1. Venezuela's Everlasting Storm
The mysterious Catatumbo lightning, is a unique natural phenomenon, located in the Catatumbo river at Lake Maracaibo in Venezuela. The phenomenon is a
cloud to cloud lightning that forms a voltage arc more than five kilometres high during 140 to 160 nights a year, 10 hours a night, and as many as 280
times an hour. This almost permanent storm occurs over the marshlands where the Catatumbo River feeds into Lake Maracaibo and it is considered the
greatest single generator of ozone in the planet.
2. Honduras Rain of Fishes
The Rain of Fish is common in Honduran Folklore. It occurs in the Departamento de Yoro, between the months of May and July. Witnesses of this
phenomenon state that it begins with a dark cloud in the sky followed by lightning, thunder, strong winds and heavy rain for 2 to 3 hours. Once the
rain has stopped, hundreds of living fish are found on the ground. People take the fish home to cook and eat them.

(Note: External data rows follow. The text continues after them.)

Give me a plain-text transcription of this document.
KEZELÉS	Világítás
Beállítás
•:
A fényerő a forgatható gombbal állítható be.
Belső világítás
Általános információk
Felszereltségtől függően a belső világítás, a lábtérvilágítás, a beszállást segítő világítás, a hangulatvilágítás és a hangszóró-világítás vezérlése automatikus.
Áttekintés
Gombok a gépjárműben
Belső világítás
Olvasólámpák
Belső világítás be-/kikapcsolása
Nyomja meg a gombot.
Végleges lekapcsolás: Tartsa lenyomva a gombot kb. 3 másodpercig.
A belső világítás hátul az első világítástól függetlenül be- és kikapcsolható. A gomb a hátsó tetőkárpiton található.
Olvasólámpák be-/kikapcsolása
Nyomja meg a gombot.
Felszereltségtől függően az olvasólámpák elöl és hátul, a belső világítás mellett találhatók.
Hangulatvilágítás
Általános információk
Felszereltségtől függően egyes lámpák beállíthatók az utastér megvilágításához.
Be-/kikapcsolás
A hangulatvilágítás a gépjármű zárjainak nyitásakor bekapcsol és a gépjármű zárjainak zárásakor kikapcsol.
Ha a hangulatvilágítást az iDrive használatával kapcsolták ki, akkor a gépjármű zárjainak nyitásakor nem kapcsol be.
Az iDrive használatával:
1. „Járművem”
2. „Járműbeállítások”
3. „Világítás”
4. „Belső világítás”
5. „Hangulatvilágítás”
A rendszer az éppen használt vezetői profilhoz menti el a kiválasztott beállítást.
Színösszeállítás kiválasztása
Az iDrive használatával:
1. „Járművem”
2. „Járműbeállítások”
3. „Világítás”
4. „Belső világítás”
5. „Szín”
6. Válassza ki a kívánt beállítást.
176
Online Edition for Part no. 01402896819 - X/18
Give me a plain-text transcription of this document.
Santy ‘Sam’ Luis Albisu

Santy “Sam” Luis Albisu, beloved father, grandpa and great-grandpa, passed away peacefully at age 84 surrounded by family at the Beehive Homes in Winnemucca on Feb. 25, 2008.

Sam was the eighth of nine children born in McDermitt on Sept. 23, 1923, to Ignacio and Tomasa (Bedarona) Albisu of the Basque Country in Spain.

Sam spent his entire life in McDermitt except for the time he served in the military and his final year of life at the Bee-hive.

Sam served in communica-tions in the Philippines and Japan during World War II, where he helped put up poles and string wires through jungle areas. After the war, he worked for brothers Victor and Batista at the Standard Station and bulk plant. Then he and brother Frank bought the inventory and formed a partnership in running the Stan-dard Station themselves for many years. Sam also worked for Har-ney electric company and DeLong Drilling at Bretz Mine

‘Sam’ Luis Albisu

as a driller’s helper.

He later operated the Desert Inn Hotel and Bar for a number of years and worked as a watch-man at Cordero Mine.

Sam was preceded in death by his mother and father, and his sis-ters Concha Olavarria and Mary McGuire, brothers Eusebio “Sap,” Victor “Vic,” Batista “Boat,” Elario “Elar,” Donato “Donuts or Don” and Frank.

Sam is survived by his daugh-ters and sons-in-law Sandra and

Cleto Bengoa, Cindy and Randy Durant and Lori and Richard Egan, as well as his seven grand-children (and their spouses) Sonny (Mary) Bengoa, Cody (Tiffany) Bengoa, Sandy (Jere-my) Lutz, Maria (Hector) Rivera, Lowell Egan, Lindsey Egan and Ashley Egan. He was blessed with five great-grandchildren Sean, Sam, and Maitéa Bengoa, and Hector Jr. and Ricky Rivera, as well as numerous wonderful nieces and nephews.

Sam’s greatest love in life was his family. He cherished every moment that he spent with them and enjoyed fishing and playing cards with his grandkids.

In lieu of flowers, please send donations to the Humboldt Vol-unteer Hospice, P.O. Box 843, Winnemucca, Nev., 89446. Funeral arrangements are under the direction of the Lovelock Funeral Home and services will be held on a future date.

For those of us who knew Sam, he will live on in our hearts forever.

3. Morocco's Climbing Goats
Goats on trees are found mostly only in Morocco. The goats climb them because they like to eat the fruit of the argan tree, which is similar to an
olive. Farmers actually follow the herds of goats as they move from tree to tree. Not because it is so strange to see goats in trees and the farmers
like to point and stare, but because the fruit of the tree has a nut inside, which the goats can't digest, so they spit it up or excrete it which the
farmers collect.
4. Kerala's (extraterrestrial?) Red Rain
From 25 July to 23 September 2001, red rain sporadically fell on the southern Indian state of Kerala. Heavy downpours occurred in which the rain was
coloured red, staining clothes with an appearance similar to that of blood. Yellow, green, and black rain was also reported.
5. Brazilian's longest wave on Earth
Twice a year, between the months of February and March, the Atlantic Ocean waters roll up the Amazon river, in Brazil, generating the longest wave on
the Earth. The phenomenon, known as the Pororoca, is caused by the tides of the Atlantic Ocean wich meet the mouth of the river. This tidal bore
generates waves up to 12 feet high which can last for over half an hour.
6. Denmark's Black Sun
During spring in Denmark, at approximately one half an hour before sunset, flocks of more than a million European starlings gather from all corners to
join in the formations shown below. This phenomenon is called Black Sun and can be witnessed in early spring throughout the marshlands of western
Denmark, from March through to the middle of April.
7. Idaho's Fire Rainbow
The atmospheric phenomenon known as a circumhorizon arc, or "Fire rainbow", appears when the sun is high in the sky, i.e., higher than 58° above
the horizon, and its light passes through diaphanous, high-altitude cirrus clouds made up of hexagonal plate crystals. Sunlight entering the
crystals' vertical side faces and leaving through their bottom faces is refracted, as through a prism, and separated into an array of visible colors.
When the plate crystals in cirrus clouds are aligned optimally (i.e., with their faces parallel to the ground), the resulting display is a brilliant
spectrum of colors reminiscent of a rainbow.
Has anyone witnessed any of these phenomenon? I havent seen anything like these in my lifetime.
Thats why Im asking for you to share your experiences with any phenomenon you may have had.